Renowned dropper post and brand, Wolftooth, has recently stepped into the flat pedal market with its new Waveform flat – a high-end machined aluminium pedal available in two sizes and four colours.
By assumption, a flat pedal is just flat right? Not exactly. The best flat pedals have a slight amount of concavity machined into the platform, the idea being this keeps your foot centred on the pedal. Think of this as the difference between a plate and a bowl – a ball (as in the ball of your foot) will naturally roll to the centre of a bowl. Also allowing your shoe to sit in, rather than on the platform, it increases grip and control because you can push laterally against the sides.
The optimum amount of concavity is open to debate, but the reason some manufacturers don’t bother scooping out the platform is because there’s not sufficient height in the pedal to remove material directly above the axle – some pedals are just too thin. Wolftooth’s Waveform is 14mm thick at the perimeter, and this has allowed the company to create a profile with dual concavity, which simply means it curves front to back and side to side.
Wolftooth is also offering the Waveform in both large and small (112mm x 106mm /105mm x 99mm) to match different size feet, or for riders who want a bigger or smaller landing zone.
The Waveform platform is machined from billet aluminium and has rounded corners and nicely chamfered edges. Even with the large size, cornering clearance was pretty good, and although I’ve dug the pedal into the ground a few times (one of the pitfalls of riding an e-bike) there’s not a lot of wear to show for it. That said, my local trails are not particularly rocky, so the level of scuffage will vary depending on your local geology and how mindful you are about not avoiding pedal strikes. Although, if you’ve spent £190 on a pedal, chances are you’ll want to look after it.

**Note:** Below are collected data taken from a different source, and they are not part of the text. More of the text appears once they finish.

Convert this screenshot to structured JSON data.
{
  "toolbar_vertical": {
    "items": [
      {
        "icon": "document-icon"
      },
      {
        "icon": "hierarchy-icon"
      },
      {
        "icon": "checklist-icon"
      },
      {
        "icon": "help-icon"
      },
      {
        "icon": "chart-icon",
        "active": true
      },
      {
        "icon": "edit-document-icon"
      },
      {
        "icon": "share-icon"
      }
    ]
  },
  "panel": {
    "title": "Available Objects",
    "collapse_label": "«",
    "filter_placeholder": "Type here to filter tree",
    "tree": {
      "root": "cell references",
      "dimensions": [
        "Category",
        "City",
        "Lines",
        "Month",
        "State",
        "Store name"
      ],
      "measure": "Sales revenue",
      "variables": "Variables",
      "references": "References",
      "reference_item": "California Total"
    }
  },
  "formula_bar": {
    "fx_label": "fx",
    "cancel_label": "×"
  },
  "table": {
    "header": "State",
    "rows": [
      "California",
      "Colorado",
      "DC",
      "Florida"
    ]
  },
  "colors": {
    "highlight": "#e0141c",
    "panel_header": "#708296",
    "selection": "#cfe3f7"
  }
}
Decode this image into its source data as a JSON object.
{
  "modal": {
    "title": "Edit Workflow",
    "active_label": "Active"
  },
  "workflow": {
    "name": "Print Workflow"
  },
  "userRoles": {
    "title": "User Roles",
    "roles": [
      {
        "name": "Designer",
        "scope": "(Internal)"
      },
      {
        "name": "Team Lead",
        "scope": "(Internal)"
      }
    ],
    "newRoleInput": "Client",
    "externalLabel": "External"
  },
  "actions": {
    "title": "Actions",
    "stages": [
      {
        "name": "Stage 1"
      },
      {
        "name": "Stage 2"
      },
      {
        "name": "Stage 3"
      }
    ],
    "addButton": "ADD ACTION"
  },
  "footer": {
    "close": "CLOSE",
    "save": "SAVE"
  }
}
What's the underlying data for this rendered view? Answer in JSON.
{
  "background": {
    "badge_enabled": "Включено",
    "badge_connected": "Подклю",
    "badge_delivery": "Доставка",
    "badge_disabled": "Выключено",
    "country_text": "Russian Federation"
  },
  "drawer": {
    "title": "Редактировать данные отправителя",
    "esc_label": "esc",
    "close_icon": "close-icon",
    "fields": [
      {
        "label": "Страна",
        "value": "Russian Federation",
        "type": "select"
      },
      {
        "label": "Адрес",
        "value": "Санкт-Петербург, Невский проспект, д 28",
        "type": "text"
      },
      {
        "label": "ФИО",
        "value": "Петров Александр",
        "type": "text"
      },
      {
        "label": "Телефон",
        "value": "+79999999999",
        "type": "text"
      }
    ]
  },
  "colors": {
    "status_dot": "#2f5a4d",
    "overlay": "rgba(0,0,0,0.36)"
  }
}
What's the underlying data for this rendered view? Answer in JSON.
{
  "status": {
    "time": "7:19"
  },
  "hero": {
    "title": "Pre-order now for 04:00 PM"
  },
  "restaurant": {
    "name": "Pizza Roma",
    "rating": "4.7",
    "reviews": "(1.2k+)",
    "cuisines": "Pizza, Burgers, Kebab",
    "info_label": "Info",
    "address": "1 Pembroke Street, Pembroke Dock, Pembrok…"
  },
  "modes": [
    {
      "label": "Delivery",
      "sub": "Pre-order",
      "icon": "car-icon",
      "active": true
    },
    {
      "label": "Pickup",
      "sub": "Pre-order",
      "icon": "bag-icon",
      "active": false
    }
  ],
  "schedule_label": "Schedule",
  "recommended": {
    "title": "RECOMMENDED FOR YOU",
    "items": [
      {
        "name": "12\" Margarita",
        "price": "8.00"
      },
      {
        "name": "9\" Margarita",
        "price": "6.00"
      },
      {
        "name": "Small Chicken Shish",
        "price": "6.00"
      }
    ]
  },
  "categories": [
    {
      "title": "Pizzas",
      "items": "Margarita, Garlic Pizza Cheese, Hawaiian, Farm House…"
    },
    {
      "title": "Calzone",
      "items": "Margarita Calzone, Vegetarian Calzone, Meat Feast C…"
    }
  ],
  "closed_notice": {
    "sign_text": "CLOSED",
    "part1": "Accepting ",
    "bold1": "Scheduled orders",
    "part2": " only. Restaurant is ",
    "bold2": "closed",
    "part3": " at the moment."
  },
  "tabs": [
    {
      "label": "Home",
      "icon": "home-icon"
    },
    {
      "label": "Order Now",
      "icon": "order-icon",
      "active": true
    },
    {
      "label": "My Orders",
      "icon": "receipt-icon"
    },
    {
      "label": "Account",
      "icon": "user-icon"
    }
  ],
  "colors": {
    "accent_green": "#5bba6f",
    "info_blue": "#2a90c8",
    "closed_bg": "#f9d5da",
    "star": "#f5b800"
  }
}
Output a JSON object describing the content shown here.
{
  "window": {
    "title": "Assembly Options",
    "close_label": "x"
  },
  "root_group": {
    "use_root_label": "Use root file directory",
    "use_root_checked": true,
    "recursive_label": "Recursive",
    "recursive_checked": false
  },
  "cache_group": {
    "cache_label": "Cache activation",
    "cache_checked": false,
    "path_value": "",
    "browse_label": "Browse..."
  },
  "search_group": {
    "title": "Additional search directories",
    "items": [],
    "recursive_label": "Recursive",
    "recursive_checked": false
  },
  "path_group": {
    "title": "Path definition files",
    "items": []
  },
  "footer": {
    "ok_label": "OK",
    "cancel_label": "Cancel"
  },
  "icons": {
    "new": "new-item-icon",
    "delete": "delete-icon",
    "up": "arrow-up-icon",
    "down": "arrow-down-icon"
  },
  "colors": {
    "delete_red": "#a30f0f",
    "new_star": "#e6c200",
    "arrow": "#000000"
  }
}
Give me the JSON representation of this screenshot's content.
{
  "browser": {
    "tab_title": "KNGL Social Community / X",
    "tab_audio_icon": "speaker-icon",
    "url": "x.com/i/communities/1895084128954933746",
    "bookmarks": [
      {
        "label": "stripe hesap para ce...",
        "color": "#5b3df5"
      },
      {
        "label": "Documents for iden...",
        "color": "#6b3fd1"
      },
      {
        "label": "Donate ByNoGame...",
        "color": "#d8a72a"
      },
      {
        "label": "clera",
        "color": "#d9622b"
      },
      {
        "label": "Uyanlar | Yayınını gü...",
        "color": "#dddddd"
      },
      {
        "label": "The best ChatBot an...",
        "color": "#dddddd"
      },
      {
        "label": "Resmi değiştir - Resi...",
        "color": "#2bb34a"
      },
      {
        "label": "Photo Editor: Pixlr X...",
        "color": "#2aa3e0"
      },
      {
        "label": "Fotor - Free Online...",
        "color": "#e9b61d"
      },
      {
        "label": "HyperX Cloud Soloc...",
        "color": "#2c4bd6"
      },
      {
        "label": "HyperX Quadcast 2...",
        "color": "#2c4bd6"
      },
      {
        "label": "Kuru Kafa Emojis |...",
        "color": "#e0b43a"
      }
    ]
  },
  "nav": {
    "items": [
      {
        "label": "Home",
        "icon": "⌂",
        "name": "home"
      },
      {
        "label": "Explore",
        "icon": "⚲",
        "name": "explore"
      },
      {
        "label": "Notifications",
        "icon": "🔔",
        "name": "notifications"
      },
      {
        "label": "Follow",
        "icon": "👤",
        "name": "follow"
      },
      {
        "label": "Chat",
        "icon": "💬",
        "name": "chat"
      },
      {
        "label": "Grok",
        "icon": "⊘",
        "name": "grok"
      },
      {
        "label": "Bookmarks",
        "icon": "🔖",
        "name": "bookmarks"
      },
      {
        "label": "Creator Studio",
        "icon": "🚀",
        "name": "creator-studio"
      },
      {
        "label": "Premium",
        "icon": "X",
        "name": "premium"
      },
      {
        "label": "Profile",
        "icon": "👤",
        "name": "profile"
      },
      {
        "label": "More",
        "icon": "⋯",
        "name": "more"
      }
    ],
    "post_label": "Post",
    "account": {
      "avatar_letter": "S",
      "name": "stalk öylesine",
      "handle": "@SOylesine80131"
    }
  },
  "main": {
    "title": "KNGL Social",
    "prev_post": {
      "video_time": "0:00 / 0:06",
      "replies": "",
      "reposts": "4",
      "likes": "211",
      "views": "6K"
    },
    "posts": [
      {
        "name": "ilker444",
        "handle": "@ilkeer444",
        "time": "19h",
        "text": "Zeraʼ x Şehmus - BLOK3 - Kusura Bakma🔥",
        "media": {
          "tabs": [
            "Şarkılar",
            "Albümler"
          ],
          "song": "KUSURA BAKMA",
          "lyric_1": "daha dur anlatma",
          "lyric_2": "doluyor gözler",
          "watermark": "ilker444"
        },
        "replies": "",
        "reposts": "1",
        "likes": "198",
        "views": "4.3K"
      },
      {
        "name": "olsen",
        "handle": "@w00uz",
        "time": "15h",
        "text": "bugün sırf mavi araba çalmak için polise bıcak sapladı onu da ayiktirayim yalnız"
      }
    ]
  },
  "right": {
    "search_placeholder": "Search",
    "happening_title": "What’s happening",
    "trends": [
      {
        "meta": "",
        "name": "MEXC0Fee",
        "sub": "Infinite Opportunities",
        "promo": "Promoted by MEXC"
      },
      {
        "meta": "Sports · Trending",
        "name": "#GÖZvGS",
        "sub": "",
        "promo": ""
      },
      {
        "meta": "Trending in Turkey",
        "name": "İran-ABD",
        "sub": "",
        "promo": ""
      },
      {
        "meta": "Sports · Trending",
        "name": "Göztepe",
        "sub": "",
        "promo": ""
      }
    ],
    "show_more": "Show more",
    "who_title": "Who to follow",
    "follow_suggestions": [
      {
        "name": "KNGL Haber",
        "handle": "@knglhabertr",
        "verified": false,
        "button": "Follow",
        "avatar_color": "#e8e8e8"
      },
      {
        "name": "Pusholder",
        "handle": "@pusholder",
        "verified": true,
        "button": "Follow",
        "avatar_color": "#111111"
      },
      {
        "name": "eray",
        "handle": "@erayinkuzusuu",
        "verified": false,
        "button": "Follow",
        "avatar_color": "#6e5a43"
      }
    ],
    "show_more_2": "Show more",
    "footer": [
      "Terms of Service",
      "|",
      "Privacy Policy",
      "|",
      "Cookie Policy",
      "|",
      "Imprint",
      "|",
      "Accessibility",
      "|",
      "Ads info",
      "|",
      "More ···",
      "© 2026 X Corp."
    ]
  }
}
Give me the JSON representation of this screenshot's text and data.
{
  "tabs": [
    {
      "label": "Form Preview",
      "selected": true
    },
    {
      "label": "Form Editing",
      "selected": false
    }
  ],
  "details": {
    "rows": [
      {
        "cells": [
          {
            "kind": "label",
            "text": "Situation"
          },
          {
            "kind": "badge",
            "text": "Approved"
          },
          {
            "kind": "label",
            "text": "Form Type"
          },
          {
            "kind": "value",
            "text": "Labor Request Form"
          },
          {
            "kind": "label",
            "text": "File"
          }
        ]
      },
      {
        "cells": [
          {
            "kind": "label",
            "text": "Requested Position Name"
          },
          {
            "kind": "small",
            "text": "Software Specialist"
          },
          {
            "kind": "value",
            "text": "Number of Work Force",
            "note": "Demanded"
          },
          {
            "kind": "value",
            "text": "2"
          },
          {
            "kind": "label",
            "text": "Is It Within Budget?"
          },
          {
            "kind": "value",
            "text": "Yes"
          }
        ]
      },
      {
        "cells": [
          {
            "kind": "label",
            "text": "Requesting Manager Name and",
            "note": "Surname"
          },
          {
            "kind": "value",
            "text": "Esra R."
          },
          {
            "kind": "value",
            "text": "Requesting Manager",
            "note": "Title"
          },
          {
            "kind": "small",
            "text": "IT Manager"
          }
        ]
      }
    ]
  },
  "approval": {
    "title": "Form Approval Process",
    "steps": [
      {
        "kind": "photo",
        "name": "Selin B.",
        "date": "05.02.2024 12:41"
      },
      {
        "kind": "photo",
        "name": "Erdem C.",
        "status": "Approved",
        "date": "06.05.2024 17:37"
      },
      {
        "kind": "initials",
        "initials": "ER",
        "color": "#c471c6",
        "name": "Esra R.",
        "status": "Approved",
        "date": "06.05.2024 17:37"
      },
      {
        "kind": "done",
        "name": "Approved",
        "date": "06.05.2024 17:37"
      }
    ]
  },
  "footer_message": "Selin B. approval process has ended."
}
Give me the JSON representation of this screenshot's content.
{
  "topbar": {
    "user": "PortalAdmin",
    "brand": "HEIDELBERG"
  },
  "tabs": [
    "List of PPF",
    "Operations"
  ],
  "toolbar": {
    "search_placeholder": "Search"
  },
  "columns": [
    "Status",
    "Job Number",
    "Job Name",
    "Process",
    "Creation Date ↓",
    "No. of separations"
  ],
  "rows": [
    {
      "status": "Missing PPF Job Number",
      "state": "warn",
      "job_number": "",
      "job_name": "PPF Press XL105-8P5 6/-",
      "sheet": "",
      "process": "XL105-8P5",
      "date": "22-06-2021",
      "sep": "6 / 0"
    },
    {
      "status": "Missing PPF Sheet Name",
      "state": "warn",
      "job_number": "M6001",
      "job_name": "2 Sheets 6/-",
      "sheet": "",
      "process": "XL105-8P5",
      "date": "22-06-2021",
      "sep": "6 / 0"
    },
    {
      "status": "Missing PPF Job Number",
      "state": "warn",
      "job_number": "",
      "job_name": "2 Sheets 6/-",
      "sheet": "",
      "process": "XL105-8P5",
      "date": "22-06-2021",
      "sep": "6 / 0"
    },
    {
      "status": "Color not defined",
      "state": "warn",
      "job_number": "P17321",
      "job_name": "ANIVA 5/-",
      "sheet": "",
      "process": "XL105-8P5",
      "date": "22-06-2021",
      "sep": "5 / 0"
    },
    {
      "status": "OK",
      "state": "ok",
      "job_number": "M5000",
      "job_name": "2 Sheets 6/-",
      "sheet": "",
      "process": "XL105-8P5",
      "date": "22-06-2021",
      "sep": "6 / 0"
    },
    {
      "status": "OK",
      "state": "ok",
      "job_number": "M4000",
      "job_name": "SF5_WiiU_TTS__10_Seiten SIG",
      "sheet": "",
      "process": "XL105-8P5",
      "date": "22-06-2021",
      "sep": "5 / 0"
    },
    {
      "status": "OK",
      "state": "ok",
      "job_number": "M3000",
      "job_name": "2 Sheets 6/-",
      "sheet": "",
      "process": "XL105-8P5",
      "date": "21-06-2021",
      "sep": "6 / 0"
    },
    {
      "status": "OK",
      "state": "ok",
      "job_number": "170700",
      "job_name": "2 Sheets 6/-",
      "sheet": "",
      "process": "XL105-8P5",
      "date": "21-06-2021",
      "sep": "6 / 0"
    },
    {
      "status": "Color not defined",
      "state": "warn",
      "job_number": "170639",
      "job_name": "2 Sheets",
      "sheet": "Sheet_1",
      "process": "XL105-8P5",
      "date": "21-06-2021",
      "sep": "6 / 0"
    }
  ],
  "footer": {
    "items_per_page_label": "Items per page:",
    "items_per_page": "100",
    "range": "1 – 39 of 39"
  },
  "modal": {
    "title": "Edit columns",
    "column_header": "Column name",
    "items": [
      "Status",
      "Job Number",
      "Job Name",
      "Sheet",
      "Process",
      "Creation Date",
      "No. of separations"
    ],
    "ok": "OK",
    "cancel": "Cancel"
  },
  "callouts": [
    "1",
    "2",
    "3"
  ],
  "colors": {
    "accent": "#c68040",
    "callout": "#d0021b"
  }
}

It’s fair to say that the quality of any pedal is only as good as its bearings, but Wolftooth has that covered too. The Waveform runs a modular system combining three mini cartridge bearings and a high-quality IGUS bushing. The bearing is smooth, with just the right amount of friction to stop it spinning too much. There’s no hint of play or graunchiness after several months’ use, and you can also service the pedal easily with two Allen keys, which is a welcome change from a 10mm socket. To back it up, the pedal is also covered by a five-year warranty.
The Waveform has 11-pins per side and these are inserted through the platform, meaning you also add mini washers to vary their height. The pins are sharp, but they don’t quite have the bite of a set screw, like you’d find on a Nukeproof Horizon. However, grip is won and lost by the shoes you wear, and with Five Tens my feet were totally planted on these pedals.
We’ve tested several boutique pedals recently – the Hope F22, Burgtec Penthouse MkII and Pembree D2A – and the Waveform is totally comparable in terms of grip, but it has a slightly nicer finish. Hopefully the bearings will also last longer, but it’s too early to tell and you are paying more at the outset. The bottom line, then, is that this is a top end pedal with a top end price.